BioMarin Pharmaceutical’s Valrox (valoctocogene roxaparvovec). BioMarin Pharmaceutical’s Valrox (valoctocogene roxaparvovec) is an investigational adeno-associated virus-based gene therapy for treating adults with hemophilia A. The therapy is designed to deliver functional copies of the FVIII gene into patients’ cells, enabling them to make the previously missing or defective FVIII protein, according to the BioWorld analysis. If approved, Valrox would be the first potentially curative (one and done) approach to hemophilia A, eliminating the need for blood transfusions and FVIII replacement therapy after a single infusion. Clarivate Analytics’ Cortellis projects 2024 sales of $1.3 billion.

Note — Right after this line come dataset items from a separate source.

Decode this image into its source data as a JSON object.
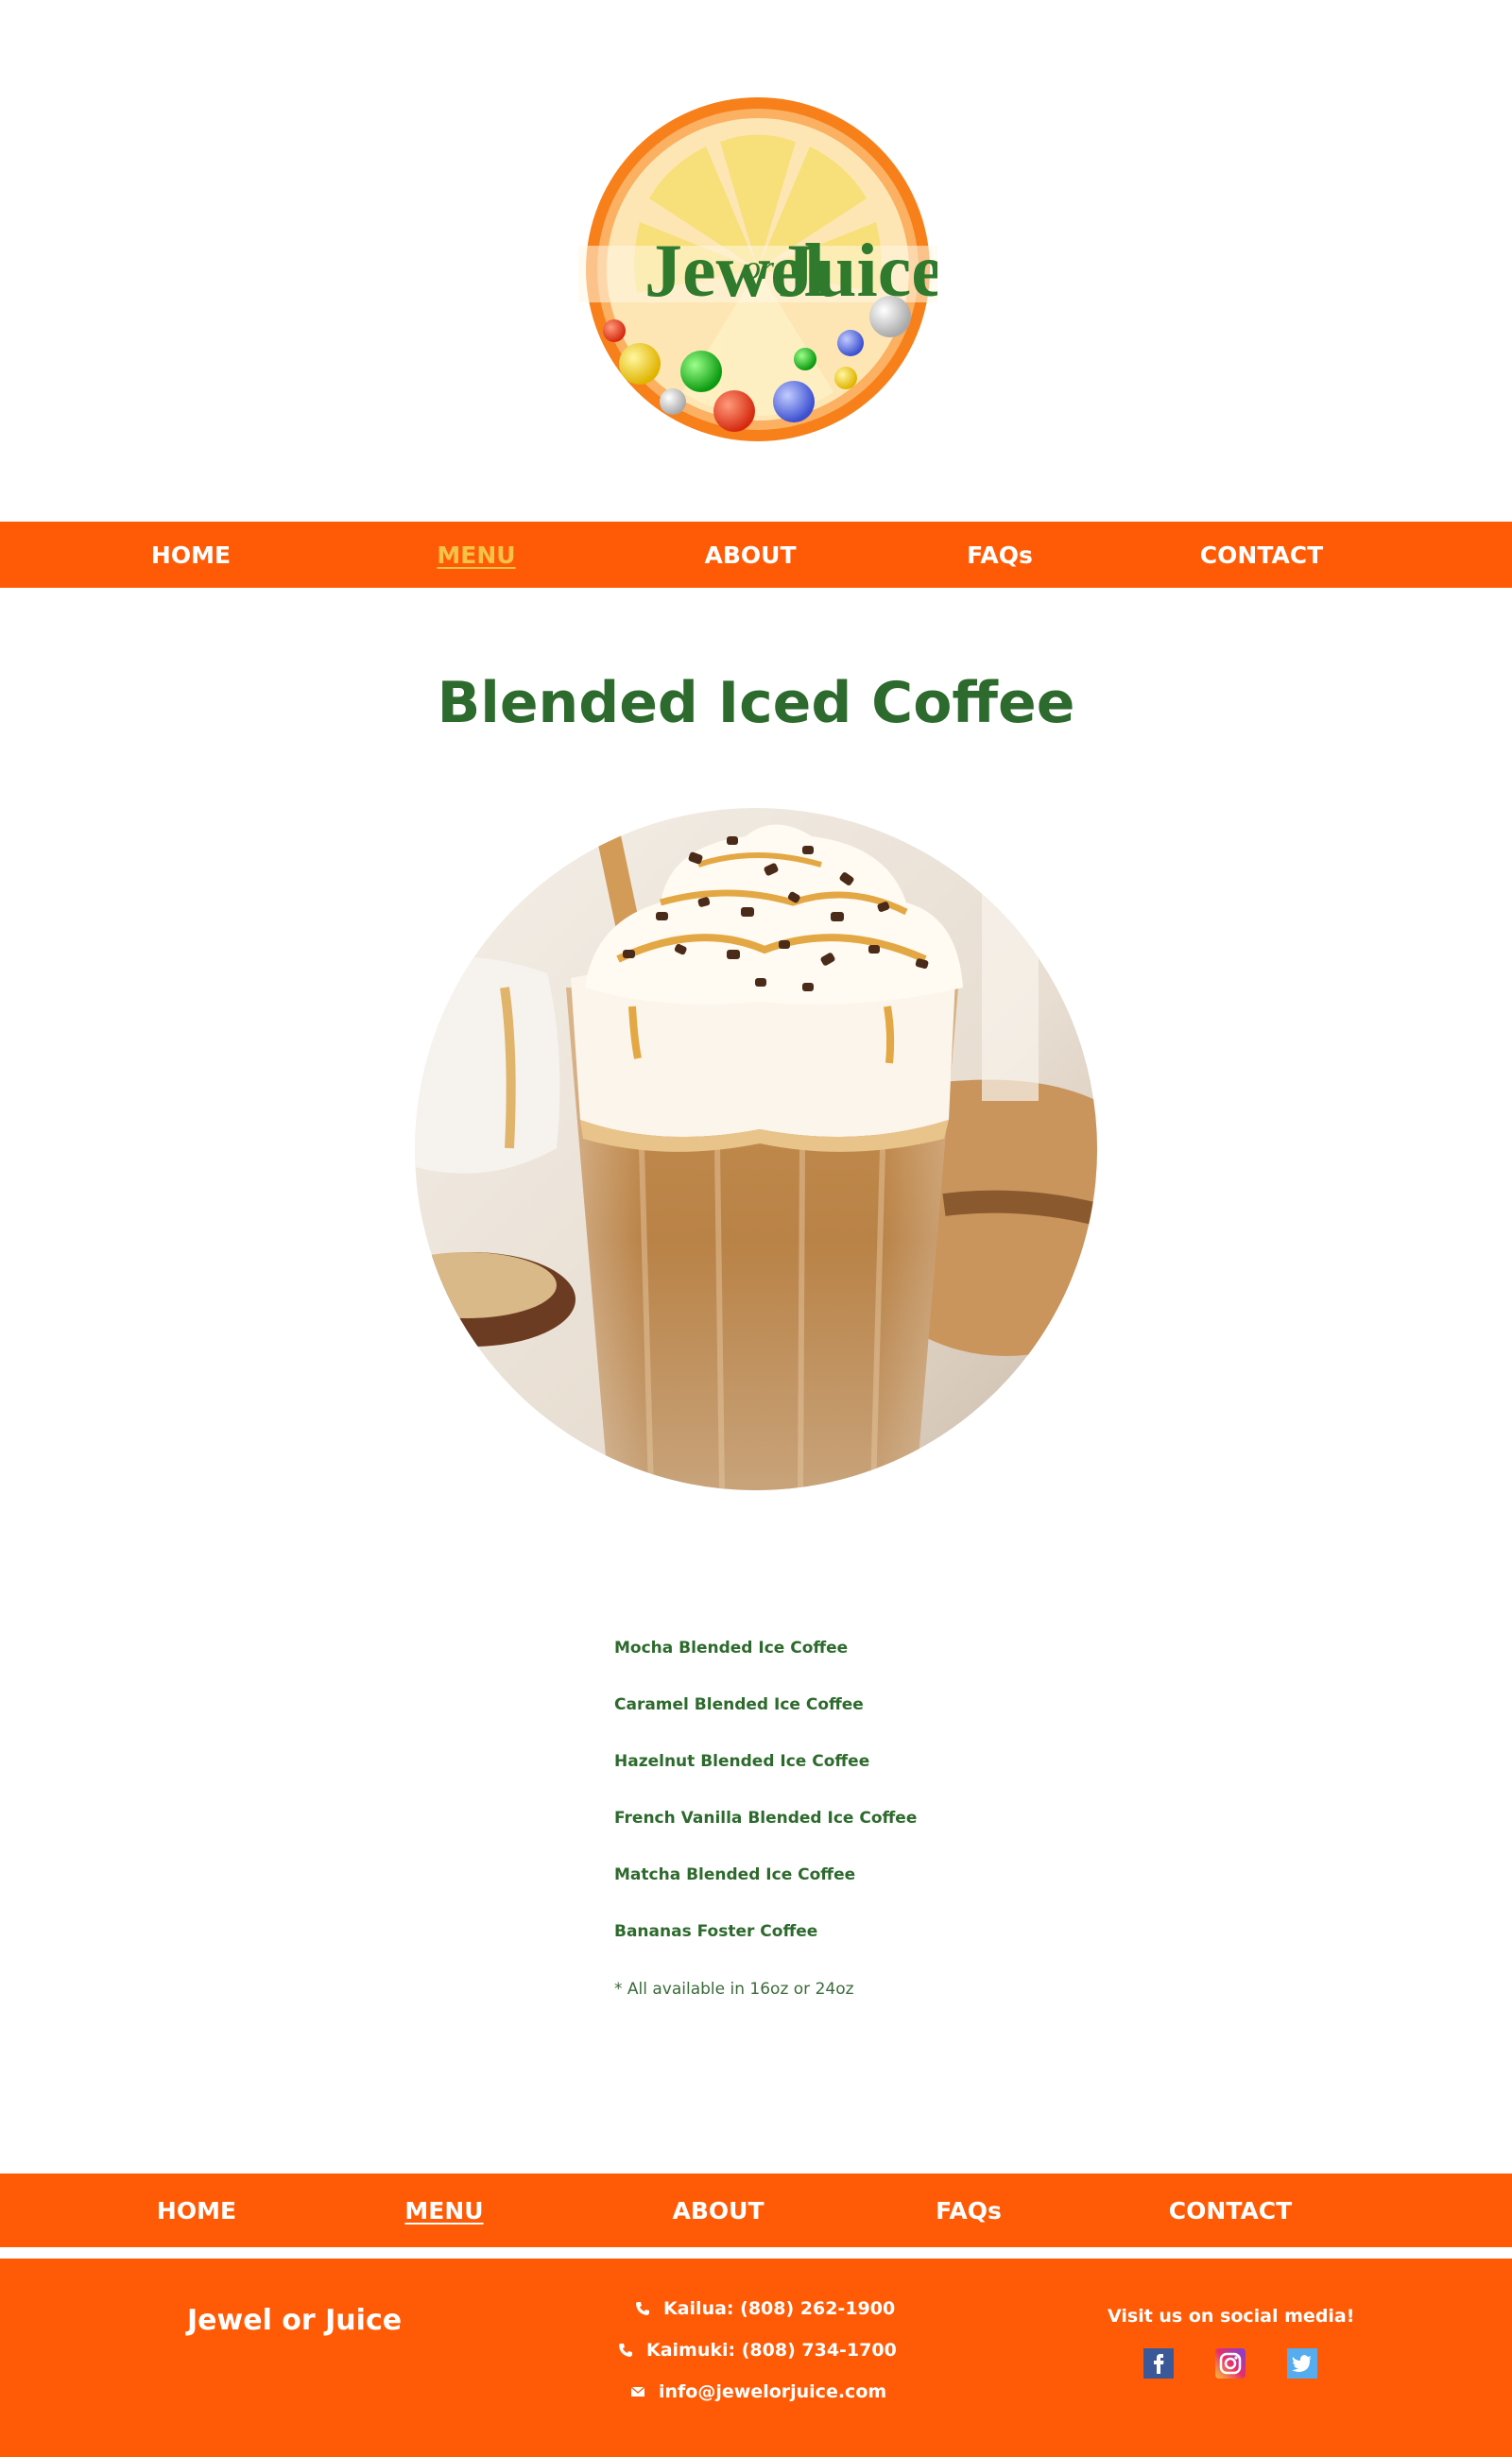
{
  "logo": {
    "word1": "Jewel",
    "word2": "or",
    "word3": "Juice",
    "colors": {
      "rind": "#f7801a",
      "pith": "#fde6b4",
      "segment": "#f7df73",
      "text": "#2f7a2c"
    }
  },
  "nav_top": {
    "items": [
      {
        "label": "HOME"
      },
      {
        "label": "MENU",
        "active": true
      },
      {
        "label": "ABOUT"
      },
      {
        "label": "FAQs"
      },
      {
        "label": "CONTACT"
      }
    ]
  },
  "page": {
    "title": "Blended Iced Coffee"
  },
  "menu": {
    "items": [
      "Mocha Blended Ice Coffee",
      "Caramel Blended Ice Coffee",
      "Hazelnut Blended Ice Coffee",
      "French Vanilla Blended Ice Coffee",
      "Matcha Blended Ice Coffee",
      "Bananas Foster Coffee"
    ],
    "note": "* All available in 16oz or 24oz"
  },
  "nav_bottom": {
    "items": [
      {
        "label": "HOME"
      },
      {
        "label": "MENU",
        "active": true
      },
      {
        "label": "ABOUT"
      },
      {
        "label": "FAQs"
      },
      {
        "label": "CONTACT"
      }
    ]
  },
  "footer": {
    "brand": "Jewel or Juice",
    "contacts": [
      {
        "icon": "phone-icon",
        "text": "Kailua: (808) 262-1900"
      },
      {
        "icon": "phone-icon",
        "text": "Kaimuki: (808) 734-1700"
      },
      {
        "icon": "mail-icon",
        "text": "info@jewelorjuice.com"
      }
    ],
    "social_heading": "Visit us on social media!",
    "social": [
      "facebook-icon",
      "instagram-icon",
      "twitter-icon"
    ]
  },
  "colors": {
    "accent": "#ff5b06",
    "title_green": "#2d6a2d",
    "active_nav": "#f7c248",
    "background": "#ffffff"
  }
}
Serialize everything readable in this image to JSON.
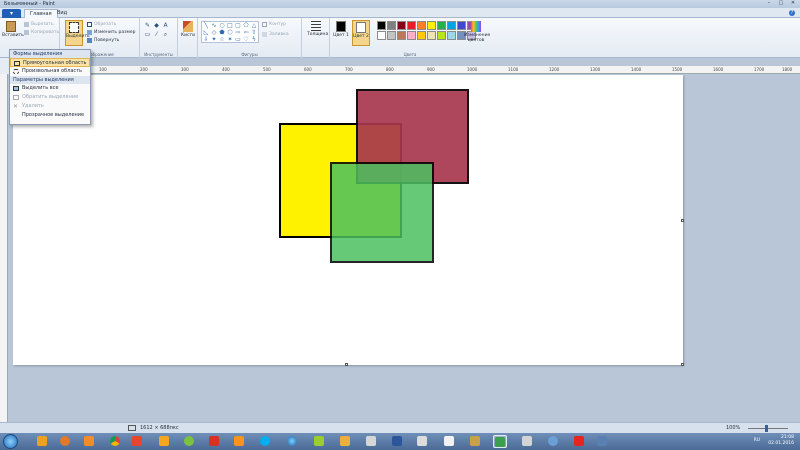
{
  "window": {
    "title": "Безымянный - Paint",
    "controls": [
      "–",
      "□",
      "✕"
    ]
  },
  "tabs": [
    {
      "label": "Главная",
      "selected": true
    },
    {
      "label": "Вид",
      "selected": false
    }
  ],
  "ribbon": {
    "clipboard": {
      "group_label": "Буфер обмена",
      "paste_label": "Вставить",
      "cut_label": "Вырезать",
      "copy_label": "Копировать"
    },
    "image": {
      "group_label": "Изображение",
      "select_label": "Выделить",
      "crop_label": "Обрезать",
      "resize_label": "Изменить размер",
      "rotate_label": "Повернуть"
    },
    "tools": {
      "group_label": "Инструменты"
    },
    "brushes_label": "Кисти",
    "shapes": {
      "group_label": "Фигуры",
      "outline_label": "Контур",
      "fill_label": "Заливка"
    },
    "thickness_label": "Толщина",
    "colors": {
      "group_label": "Цвета",
      "color1_label": "Цвет 1",
      "color2_label": "Цвет 2",
      "edit_colors_label": "Изменение цветов",
      "palette": [
        "#000000",
        "#7f7f7f",
        "#880015",
        "#ed1c24",
        "#ff7f27",
        "#fff200",
        "#22b14c",
        "#00a2e8",
        "#3f48cc",
        "#a349a4",
        "#ffffff",
        "#c3c3c3",
        "#b97a57",
        "#ffaec9",
        "#ffc90e",
        "#efe4b0",
        "#b5e61d",
        "#99d9ea",
        "#7092be",
        "#c8bfe7"
      ]
    }
  },
  "select_menu": {
    "shapes_header": "Формы выделения",
    "rect_label": "Прямоугольная область",
    "freeform_label": "Произвольная область",
    "options_header": "Параметры выделения",
    "select_all_label": "Выделить все",
    "invert_label": "Обратить выделение",
    "delete_label": "Удалить",
    "transparent_label": "Прозрачное выделение"
  },
  "ruler": {
    "ticks": [
      "100",
      "200",
      "300",
      "400",
      "500",
      "600",
      "700",
      "800",
      "900",
      "1000",
      "1100",
      "1200",
      "1300",
      "1400",
      "1500",
      "1600",
      "1700",
      "1800"
    ]
  },
  "canvas": {
    "shapes": [
      {
        "name": "yellow-square",
        "color": "#fff200"
      },
      {
        "name": "red-square",
        "color": "#a8384f"
      },
      {
        "name": "green-square",
        "color": "#4cc060"
      }
    ]
  },
  "statusbar": {
    "image_size": "1612 × 688пкс",
    "zoom": "100%"
  },
  "taskbar": {
    "language": "RU",
    "time": "21:08",
    "date": "02.01.2016"
  }
}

Biohaven Pharmaceuticals’ rimegepant. Biohaven Pharmaceuticals’ rimegepant for treating migraines is another drug with expected launch in 2020 with blockbuster potential. Clarivate Analytics’ Cortellis projects 2024 sales of $1.03 billion. If approved, the drug would be a new oral option for patients with acute, or episodic, attacks of migraines and would be the second oral small-molecule calcitonin gene-related peptide (CGRP) antagonist approved; the other was Allergan’s Ubrelvy (ubrogepant), which was approved by the FDA in December 2019. These two oral medicines follow three injectables in the CGRP class that entered the market in 2018, according to the BioWorld analysis.